Sintió que la inundaba la ira y dejó que se manifestara. Era una parte de ella tan reconocible como la nariz en su cara; necesitaba todo su ser, cada detalle, para darle fuerzas. Si hubiera tenido su propio cuerpo, se habría sonrojado en cuanto su corazón acompasara sus latidos al ritmo de su furia. Incluso le pareció escucharlo (el primer sonido del que fuera consciente desde que dejara la casa) latiendo desaforado. No era producto de su imaginación. Podía oírlo en el cuerpo que la rodeaba, en el temblor que recorrió el organismo que tanto tiempo llevaba inerte mientras su rabia lo devolvía a la vida. En la sala del trono de su cabeza, una mente dormida se despertó y se dio cuenta de la invasión.
Para Jude, el momento en que aquella mente desconocida (aunque dulcemente familiar) rozó la suya fue un exquisito instante de conciencia compartida. Acto seguido, fue expulsada por la psique despierta. Oyó un grito de pánico a su espalda, un sonido proveniente de la mente más que de la garganta, que la siguió mientras salía de la celda, a través del muro, más allá de los amantes (sacados de su interludio por la suciedad que cayó sobre ellos) hacia el exterior y la lluvia, hacia una noche que ya no era azul, sino negra como la boca de un lobo. El alarido de terror de la mujer la acompañó todo el camino de regreso a su casa, donde, para su inmenso alivio, la esperaba su propio cuerpo en la habitación iluminada por velas. Se deslizó en él con facilidad y permaneció en el centro de la estancia durante un par de minutos, sollozando, hasta que comenzó a temblar de frío. Buscó un camisón y se lo puso; mientras lo hacía, se dio cuenta de que sus muñecas y codos ya no estaban manchados. Fue al cuarto de baño y se miró en el espejo. Su rostro también estaba limpio.

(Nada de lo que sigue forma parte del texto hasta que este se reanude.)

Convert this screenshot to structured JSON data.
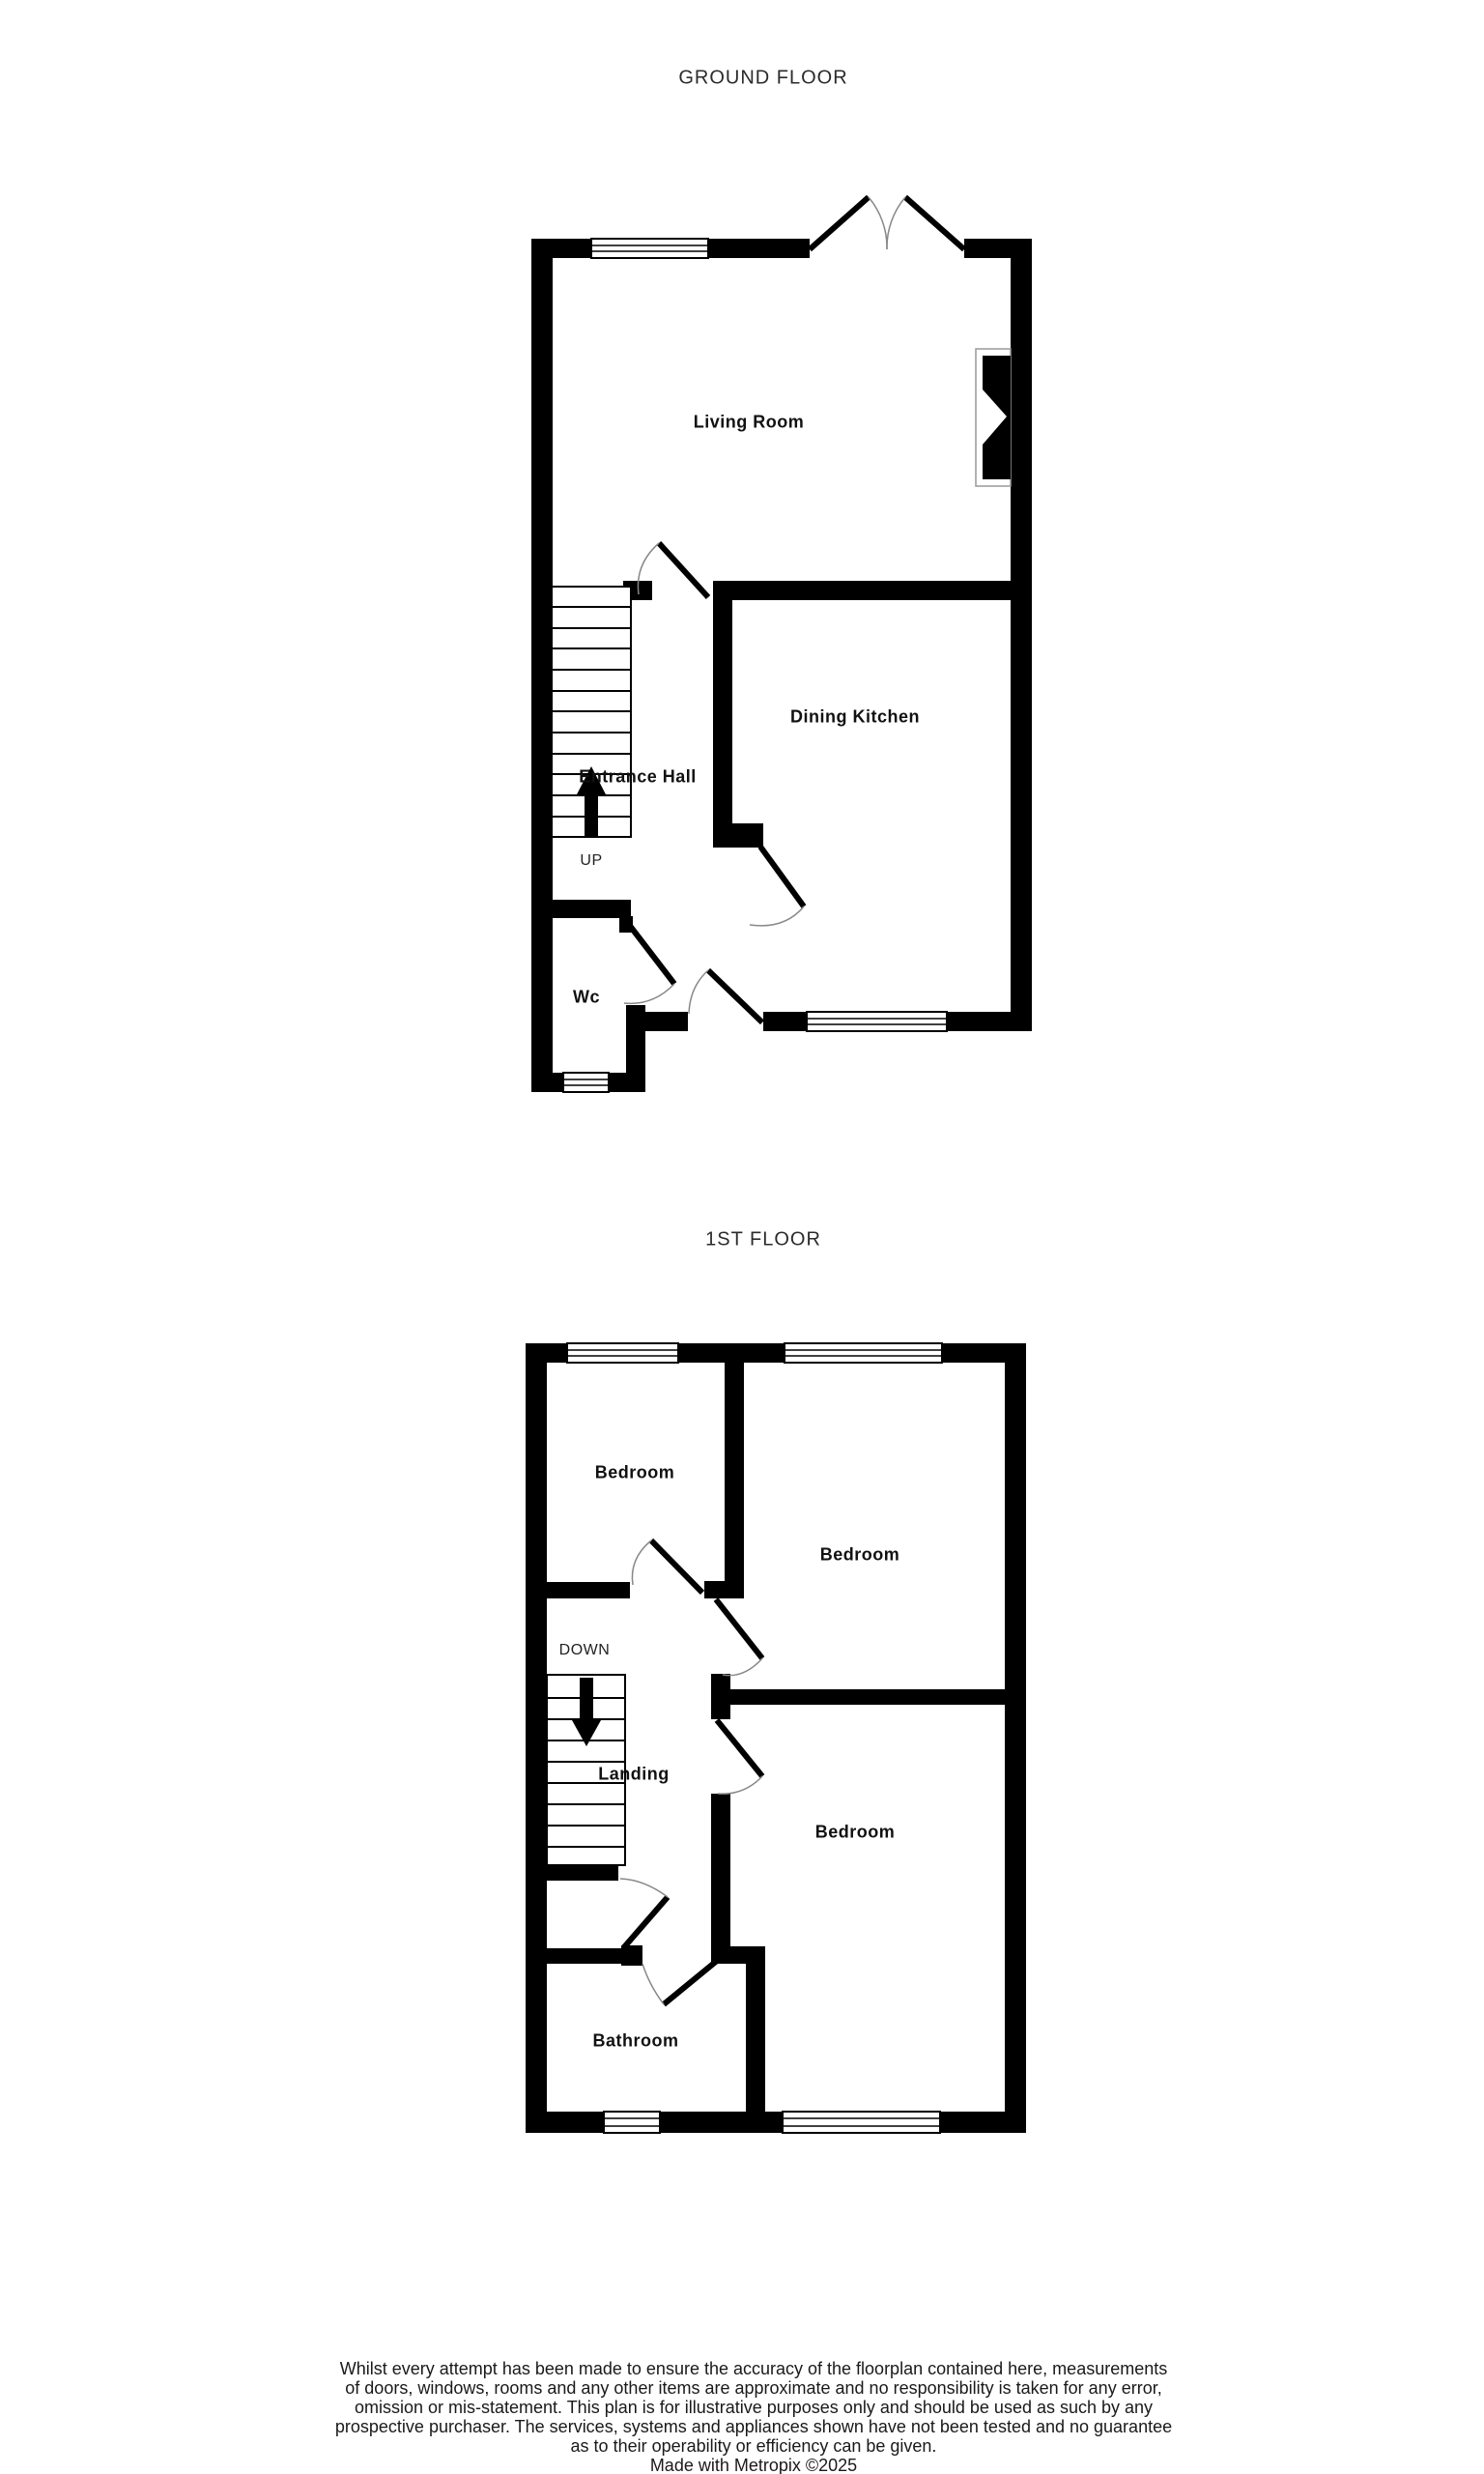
{
  "colors": {
    "wall": "#000000",
    "text": "#1a1a1a",
    "door_arc": "#888888",
    "background": "#ffffff"
  },
  "ground_floor": {
    "title": "GROUND FLOOR",
    "rooms": {
      "living_room": "Living Room",
      "dining_kitchen": "Dining Kitchen",
      "entrance_hall": "Entrance Hall",
      "wc": "Wc"
    },
    "stairs_label": "UP"
  },
  "first_floor": {
    "title": "1ST FLOOR",
    "rooms": {
      "bedroom_front_left": "Bedroom",
      "bedroom_front_right": "Bedroom",
      "bedroom_back": "Bedroom",
      "landing": "Landing",
      "bathroom": "Bathroom"
    },
    "stairs_label": "DOWN"
  },
  "disclaimer": {
    "line1": "Whilst every attempt has been made to ensure the accuracy of the floorplan contained here, measurements",
    "line2": "of doors, windows, rooms and any other items are approximate and no responsibility is taken for any error,",
    "line3": "omission or mis-statement. This plan is for illustrative purposes only and should be used as such by any",
    "line4": "prospective purchaser. The services, systems and appliances shown have not been tested and no guarantee",
    "line5": "as to their operability or efficiency can be given.",
    "credit": "Made with Metropix ©2025"
  }
}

Sin dejar de temblar, volvió a la sala de estar para buscar la piedra azul. Había un agujero considerable allá donde el impacto había roto la escayola de la pared. La piedra en sí no había sufrido daños y se encontraba en el suelo, frente a la chimenea. No la recogió. Ya había tenido bastante de aquel delirio por una noche. Evitando su funesta mirada lo mejor que pudo, la cubrió con un cojín. Al día siguiente pensaría en algo para deshacerse de esa cosa. Esa noche necesitaba contarle a alguien lo que le había sucedido antes de que ella misma lo pusiera en duda. Alguien lo bastante loco como para no descartar de buenas a primeras su relato; alguien que ya tuviera cierta fe. Cortés, por supuesto.